While there were calls on social media to hold the umpire accountable, they meant little to the USTA. And this is reflected in the photo, because all of that support amounted to mere airspace, sparking questions and conversations about the efficacy of “social media activism,” which recent protests have been tackling. Even with public support behind changing something, institutions with power are far from willing to right any harm done, a kind of violence that maintains the status quo and can make marginalized people wonder about the value of speaking out.

The fact that only Williams, the chair umpire and tennis equipment are present in the photo makes it easy-to-use journalistically. It also emphasizes the conflict between Williams and the chair umpire, scaling a full societal conflict down to two-person argument. Here, the issue being how women (of color) are heavily scrutinized and mistreated. A woman and a man; victim and accuser, the hero and the antagonist, depending on the perspective taken. In fact, the umpire’s face remains unseen in the photo, making it easier to forget his personhood;

  • for some, meaning we forget that he has feelings and a livelihood to sustain,
  • for others, meaning we forget how this larger systemic violence (physical, financial, emotional, etc.) is perpetrated by everyday people with power.

The detachment of personhood from the umpire’s actions obscures our focus in discussing, and addressing, these issues; so we focus too much on specific people, or we view the problems as an insurmountable entity. That crisis of focus becomes a violence of forgetting, of protecting power by forgetting that people with power are often the ones creating and enforcing these unjust attitudes and systems.

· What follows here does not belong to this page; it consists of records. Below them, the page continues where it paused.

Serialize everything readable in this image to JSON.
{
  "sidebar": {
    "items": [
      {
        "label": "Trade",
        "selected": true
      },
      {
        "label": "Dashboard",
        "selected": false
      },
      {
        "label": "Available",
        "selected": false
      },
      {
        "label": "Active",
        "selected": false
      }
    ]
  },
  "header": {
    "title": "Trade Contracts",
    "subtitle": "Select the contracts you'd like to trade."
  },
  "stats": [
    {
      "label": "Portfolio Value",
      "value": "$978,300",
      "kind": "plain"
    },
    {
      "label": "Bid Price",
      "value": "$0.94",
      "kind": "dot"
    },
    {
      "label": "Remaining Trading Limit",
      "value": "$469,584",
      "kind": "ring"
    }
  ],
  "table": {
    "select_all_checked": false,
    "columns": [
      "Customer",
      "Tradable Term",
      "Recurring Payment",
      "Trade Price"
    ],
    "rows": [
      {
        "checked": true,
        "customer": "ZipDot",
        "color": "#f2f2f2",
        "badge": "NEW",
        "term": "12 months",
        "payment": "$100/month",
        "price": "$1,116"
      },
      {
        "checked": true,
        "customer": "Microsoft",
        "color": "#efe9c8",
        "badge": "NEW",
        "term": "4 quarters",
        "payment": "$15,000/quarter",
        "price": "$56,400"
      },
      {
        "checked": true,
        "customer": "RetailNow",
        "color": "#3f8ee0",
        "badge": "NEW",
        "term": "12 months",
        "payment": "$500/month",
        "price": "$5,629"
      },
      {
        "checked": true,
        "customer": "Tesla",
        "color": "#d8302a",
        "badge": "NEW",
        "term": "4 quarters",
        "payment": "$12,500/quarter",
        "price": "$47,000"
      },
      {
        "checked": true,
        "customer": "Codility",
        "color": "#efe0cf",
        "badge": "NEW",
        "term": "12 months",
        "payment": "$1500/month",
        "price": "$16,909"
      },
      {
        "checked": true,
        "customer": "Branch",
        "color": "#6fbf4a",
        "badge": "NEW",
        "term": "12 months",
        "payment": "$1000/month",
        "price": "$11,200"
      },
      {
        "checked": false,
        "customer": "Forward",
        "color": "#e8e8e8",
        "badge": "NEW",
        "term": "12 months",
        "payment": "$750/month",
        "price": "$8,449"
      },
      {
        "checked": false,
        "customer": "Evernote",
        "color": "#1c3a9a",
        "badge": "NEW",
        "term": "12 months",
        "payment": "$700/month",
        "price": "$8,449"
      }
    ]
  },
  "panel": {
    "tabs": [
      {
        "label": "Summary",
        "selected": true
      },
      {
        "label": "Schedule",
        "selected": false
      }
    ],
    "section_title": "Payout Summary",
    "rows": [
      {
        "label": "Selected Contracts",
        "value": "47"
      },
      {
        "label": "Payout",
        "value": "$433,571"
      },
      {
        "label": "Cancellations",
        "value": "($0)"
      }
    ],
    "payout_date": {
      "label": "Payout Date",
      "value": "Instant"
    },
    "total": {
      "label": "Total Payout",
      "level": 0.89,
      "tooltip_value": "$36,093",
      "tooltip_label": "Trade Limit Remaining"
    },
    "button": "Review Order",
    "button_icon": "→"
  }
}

A year after the event transpired, Serena Williams wrote about how that public experience with misogynoir made her question herself in an all-too-common way for Black women. “What could I have done better? Was I wrong to stand up?” She asked herself this constantly, while simultaneously battling with feeling like she stole Naomi Osaka’s moment of celebration because of how the umpire treated her unjustly. That right there is a textbook example of the emotional violence inflicted upon Black women when their experiences are so-often dismissed. For Williams, it steeled her resolve to continue advocating and fighting for justice, but Serena Williams is not every Black woman. Any Black woman would be well within their rights to walk away from the fight. Fighting to be seen as human everyday is tiring.

All of this violence — of historical vigilantism, against hope, of obscuring memory and protecting power, against emotion — it was shown in one photo. That 2018 photo of Serena Williams arguing with the chair umpire is only one example of how a photo can mean so much more in the context of our world’s problems with injustice. And there’s no separating anything from the context of our extensive history of injustice.

So the next time you look at an image, remember that even a photo showing something that seems simple can have immense power over the narrative of conflict, of demonstrating a cyclical history of violence without using any obvious tropes of violence. This isn’t about philosophizing a mere argument into a debate over our heavy history and toxic cultures. It’s about recognizing how in capturing and discussing these moments, the history of violence we have still drips through, whether we know it or not.